La distinction entre adoption et entrée en vigueur est importante. Une décision prise le 7 mars n’était pas le même événement que le début, en mai 2001, de l’embargo ultérieur. Le dossier retient le 7 mai 2001, tandis que le résumé de SIPRI décrit la mesure de 2001 comme étant entrée en vigueur en mai. Aucun jour plus précis n’est indiqué pour la mesure de l’ONU, donc l’article ne prétend pas que cette date identifie chaque restriction.
Les premières années de la nouvelle phase sont restées sévères. La résolution 1343 a été prorogée en 2002 par la résolution 1408, puis en 2003 par la résolution 1478. SIPRI décrit ces mesures comme ayant maintenu l’embargo pendant des périodes successives. Au cours de cette phase, l’approvisionnement extérieur licite en armes et en matériels connexes destiné au gouvernement libérien était fortement restreint. C’est une conclusion de nature achats et approvisionnements. Cela ne prouve pas que chaque arme au Liberia a disparu ni que chaque expédition tentée a été interceptée.
La chronologie a de nouveau changé après la démission du président Charles Taylor, la fin de la longue guerre civile et le déploiement de la Mission des Nations unies au Liberia. En décembre 2003, la résolution 1521 a mis fin à la phase de la résolution 1343 et établi un nouvel embargo. Celui-ci comportait des exceptions. Il ne s’appliquait pas aux transferts destinés aux forces de la MINUL ni aux armes, à l’entraînement et à l’assistance destinés uniquement à un programme international de réforme et de formation des forces armées et de la police libériennes. Les restrictions visant les milices et autres groupes armés demeuraient.
C’est pourquoi parler simplement de « l’embargo » peut induire en erreur.
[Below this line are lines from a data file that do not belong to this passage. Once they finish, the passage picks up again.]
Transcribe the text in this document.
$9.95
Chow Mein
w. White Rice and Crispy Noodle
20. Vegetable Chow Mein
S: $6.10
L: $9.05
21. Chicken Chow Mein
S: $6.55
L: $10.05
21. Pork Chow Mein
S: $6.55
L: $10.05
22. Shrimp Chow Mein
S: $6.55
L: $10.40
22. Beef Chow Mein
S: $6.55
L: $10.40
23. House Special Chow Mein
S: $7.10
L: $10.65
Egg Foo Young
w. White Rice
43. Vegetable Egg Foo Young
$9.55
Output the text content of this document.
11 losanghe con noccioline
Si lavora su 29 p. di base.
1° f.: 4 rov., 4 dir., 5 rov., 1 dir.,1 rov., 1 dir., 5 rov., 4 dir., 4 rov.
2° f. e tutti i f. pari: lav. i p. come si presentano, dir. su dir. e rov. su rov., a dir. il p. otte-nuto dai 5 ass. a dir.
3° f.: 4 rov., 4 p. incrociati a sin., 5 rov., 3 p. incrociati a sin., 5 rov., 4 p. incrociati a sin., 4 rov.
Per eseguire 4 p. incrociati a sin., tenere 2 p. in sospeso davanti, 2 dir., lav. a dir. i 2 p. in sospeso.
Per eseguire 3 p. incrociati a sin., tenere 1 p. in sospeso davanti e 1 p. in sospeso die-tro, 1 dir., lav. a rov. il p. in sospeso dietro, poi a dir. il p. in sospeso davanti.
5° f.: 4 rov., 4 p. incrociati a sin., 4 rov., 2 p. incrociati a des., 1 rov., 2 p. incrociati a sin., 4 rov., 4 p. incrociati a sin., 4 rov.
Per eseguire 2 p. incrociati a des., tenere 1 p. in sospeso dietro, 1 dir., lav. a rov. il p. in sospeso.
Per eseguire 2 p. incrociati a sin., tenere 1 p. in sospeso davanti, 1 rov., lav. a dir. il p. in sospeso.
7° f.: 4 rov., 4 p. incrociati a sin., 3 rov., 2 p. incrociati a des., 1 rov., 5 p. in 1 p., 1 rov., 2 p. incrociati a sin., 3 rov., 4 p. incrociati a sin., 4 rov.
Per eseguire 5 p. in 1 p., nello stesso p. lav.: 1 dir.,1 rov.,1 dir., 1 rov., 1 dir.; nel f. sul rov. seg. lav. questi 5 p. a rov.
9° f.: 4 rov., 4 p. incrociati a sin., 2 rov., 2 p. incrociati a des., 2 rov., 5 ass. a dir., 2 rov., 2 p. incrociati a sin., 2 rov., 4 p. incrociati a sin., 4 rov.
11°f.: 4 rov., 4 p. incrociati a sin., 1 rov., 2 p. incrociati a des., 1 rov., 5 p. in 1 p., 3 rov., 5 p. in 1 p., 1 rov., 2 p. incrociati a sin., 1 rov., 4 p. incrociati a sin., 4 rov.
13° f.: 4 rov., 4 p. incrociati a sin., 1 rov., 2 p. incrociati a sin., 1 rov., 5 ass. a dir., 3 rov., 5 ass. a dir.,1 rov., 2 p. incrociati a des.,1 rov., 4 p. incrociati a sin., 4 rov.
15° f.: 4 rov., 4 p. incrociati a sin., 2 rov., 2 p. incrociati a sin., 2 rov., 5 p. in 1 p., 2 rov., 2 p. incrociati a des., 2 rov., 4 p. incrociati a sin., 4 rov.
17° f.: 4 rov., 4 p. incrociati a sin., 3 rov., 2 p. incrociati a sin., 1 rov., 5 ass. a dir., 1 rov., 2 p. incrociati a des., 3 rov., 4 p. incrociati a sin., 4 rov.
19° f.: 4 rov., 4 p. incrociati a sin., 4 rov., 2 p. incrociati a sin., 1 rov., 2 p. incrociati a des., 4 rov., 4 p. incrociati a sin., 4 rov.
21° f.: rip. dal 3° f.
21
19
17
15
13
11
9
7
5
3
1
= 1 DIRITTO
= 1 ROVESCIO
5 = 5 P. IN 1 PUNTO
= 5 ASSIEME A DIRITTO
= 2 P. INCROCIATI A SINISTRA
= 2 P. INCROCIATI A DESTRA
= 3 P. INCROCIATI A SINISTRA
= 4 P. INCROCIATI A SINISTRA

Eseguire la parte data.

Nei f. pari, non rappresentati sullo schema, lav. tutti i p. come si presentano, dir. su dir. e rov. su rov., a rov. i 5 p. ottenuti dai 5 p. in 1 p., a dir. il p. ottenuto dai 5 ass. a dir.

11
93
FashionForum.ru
L’accès licite de l’État n’a pas seulement été basculé d’ouvert à fermé avant d’être laissé intact. Il a évolué au gré d’autorisations, d’exemptions et d’exigences de notification. En 2006, la résolution 1683 a autorisé des livraisons limitées d’armes et de munitions destinées à des policiers et personnels de sécurité libériens contrôlés et formés. SIPRI indique que ces transferts nécessitaient l’approbation préalable du comité des sanctions et que le gouvernement libérien devait marquer les armes importées et tenir un registre.